5 Things That Make Post-cholecystectomy ERCP Look Easy (And 5 That Ruin It)
Case description
A 28-year-old woman, five days post laparoscopic cholecystectomy with a transcystic drain. Routine cholangiogram reveals CBD stones. She's referred for ERCP. What followed was a case that illustrates why mastering the fundamentals matters more than any advanced trick.
Here's what worked — and what commonly goes wrong in exactly this scenario.
The setup
3 CBD stones · Transcystic drain in situ · Same-day discharge · Zero complications
Tips & tricks that made the difference1/ Use the kissing technique for papilla exposition:
Gentle mucosal apposition between the sphincterotome and the papillary orifice — not pressure, not force. It centers the catheter tip naturally and reduces trauma before a single wire is advanced.
2/ Commit to the 11 o'clock axis — before advancing the wire
CBD orientation is not guesswork — it is anatomy. Blind but educated: the axis is set by sphincterotome angulation before contrast, before wire. Hesitation at this point is where most difficult cannulations begin.
3/ Map the duct completely before any intervention
Contrast first — always. Count the stones, assess sizes, note the most distal. In this case: 3 stones, already known from the transcystic cholangiogram. No surprises during extraction is the goal.
4/ In young patients: minimal sphincterotomy
The sphincter of Oddi is a functional barrier this patient will live with for 50+ years. A sphincterotomy adequate for stone extraction is not the same as a maximal one. Cut for the stones, not for comfort.
5/ Occlusion cholangiogram — non-negotiable
You counted 3 stones coming out. The occlusion cholangiogram confirmed the duct was clear. These are not the same thing. Never skip this step — one retained stone means a second procedure, a readmission, a complication.
Mistakes to avoid
1/ Forcing cannulation when the axis is off
Repeated unguided attempts cause edema, bleeding, and pancreatitis. If you're not in after 2–3 passes — stop, reassess axis, or consider rendezvous through the transcystic drain.
2/ Ignoring the transcystic drain as a diagnostic asset
This drain is not just decompression — it's a roadmap. A cholangiogram through it before ERCP gives you stone count, size, distal CBD anatomy, and papilla distance.

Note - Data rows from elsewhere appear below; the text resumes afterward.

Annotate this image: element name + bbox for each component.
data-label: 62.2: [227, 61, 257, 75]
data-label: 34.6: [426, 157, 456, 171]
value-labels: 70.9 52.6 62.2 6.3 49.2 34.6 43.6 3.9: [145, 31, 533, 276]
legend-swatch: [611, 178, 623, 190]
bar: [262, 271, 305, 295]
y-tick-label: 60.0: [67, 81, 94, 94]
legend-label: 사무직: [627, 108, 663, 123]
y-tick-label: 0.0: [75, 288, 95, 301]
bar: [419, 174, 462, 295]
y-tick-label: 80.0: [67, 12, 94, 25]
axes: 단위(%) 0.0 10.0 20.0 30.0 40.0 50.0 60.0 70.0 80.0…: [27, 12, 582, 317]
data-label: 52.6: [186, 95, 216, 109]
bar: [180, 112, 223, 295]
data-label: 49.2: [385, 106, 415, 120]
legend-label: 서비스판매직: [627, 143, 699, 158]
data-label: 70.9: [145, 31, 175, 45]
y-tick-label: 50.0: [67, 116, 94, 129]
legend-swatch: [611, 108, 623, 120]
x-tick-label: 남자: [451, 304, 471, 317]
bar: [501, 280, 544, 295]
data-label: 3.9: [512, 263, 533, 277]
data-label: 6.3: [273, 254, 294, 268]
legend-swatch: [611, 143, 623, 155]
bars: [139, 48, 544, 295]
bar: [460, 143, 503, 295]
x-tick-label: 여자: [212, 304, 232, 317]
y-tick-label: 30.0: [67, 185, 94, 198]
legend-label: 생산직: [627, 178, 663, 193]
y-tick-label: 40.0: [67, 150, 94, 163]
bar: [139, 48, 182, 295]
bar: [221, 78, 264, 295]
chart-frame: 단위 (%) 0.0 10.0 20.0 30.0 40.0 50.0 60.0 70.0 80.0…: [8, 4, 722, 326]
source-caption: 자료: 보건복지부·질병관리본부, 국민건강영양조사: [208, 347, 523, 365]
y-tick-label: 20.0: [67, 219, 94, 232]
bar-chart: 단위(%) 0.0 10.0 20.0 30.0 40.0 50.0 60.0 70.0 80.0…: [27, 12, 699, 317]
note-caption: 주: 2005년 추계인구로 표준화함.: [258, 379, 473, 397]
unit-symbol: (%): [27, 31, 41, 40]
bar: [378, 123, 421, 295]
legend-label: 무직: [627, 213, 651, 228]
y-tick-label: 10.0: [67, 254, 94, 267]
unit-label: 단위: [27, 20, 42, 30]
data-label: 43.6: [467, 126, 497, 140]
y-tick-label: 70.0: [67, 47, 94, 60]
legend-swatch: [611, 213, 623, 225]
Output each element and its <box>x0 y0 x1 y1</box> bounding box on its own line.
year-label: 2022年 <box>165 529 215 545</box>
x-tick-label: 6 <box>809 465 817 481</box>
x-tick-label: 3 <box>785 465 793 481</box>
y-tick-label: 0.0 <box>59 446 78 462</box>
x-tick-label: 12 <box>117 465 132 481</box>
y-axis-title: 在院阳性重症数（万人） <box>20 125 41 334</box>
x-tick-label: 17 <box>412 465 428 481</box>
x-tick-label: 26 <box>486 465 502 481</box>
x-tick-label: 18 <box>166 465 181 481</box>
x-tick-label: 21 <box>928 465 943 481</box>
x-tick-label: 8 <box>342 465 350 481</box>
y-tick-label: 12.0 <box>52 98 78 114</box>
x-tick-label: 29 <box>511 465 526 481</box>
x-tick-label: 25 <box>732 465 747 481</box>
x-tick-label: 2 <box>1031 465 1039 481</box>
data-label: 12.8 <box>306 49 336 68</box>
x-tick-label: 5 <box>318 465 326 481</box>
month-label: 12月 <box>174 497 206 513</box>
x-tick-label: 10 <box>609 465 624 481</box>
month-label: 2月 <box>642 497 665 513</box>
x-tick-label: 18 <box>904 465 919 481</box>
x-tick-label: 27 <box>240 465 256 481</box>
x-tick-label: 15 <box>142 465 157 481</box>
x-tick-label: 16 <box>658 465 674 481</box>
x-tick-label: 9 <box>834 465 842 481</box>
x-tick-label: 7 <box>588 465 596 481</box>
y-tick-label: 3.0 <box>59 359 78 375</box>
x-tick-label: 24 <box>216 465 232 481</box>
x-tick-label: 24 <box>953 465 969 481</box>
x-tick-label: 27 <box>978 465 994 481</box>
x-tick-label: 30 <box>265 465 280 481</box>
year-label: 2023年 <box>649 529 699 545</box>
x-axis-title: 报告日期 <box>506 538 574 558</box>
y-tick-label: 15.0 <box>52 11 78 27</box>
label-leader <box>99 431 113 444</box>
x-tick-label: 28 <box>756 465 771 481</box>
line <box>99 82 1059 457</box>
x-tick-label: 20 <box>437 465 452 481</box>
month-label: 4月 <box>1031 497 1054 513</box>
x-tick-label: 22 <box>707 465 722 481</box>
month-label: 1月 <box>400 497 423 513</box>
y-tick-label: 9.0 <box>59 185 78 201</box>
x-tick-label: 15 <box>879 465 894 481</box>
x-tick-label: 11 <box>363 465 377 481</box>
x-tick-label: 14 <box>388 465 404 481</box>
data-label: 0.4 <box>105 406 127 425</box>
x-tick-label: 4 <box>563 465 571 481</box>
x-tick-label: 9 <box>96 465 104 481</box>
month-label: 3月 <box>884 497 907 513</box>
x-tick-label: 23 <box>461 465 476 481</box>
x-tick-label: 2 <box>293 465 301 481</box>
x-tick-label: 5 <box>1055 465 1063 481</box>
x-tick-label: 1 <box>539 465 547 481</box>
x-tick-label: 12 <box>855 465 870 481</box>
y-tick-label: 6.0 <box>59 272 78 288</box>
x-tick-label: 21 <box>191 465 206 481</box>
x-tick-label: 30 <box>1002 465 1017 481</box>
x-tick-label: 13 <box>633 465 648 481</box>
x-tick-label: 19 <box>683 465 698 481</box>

3/ Maximal sphincterotomy as default
In a young patient with small stones, a large sphincterotomy trades short-term convenience for long-term risk: duodenal reflux, recurrent cholangitis, late malignancy. Calibrate the cut to the stones.
4/ Skipping the occlusion cholangiogram
Counting stones extracted equals stones present — this logic fails when stones are hidden behind folds, in the cystic duct stump, or proximal to the sweep. Confirm radiologically, every time.
5/ Overnight admission by habit
Uncomplicated ERCP in a young, well patient with confirmed duct clearance does not require admission. Same-day discharge with clear return criteria is safe, and the right standard.
Post-cholecystectomy CBD stones are one of the most common indications we face. The procedure can feel routine — and that is exactly when complacency sets in.
Deliberate technique at every step — access, cholangiogram, sphincterotomy, extraction, confirmation — is what separates a case like this one from an unnecessary complication.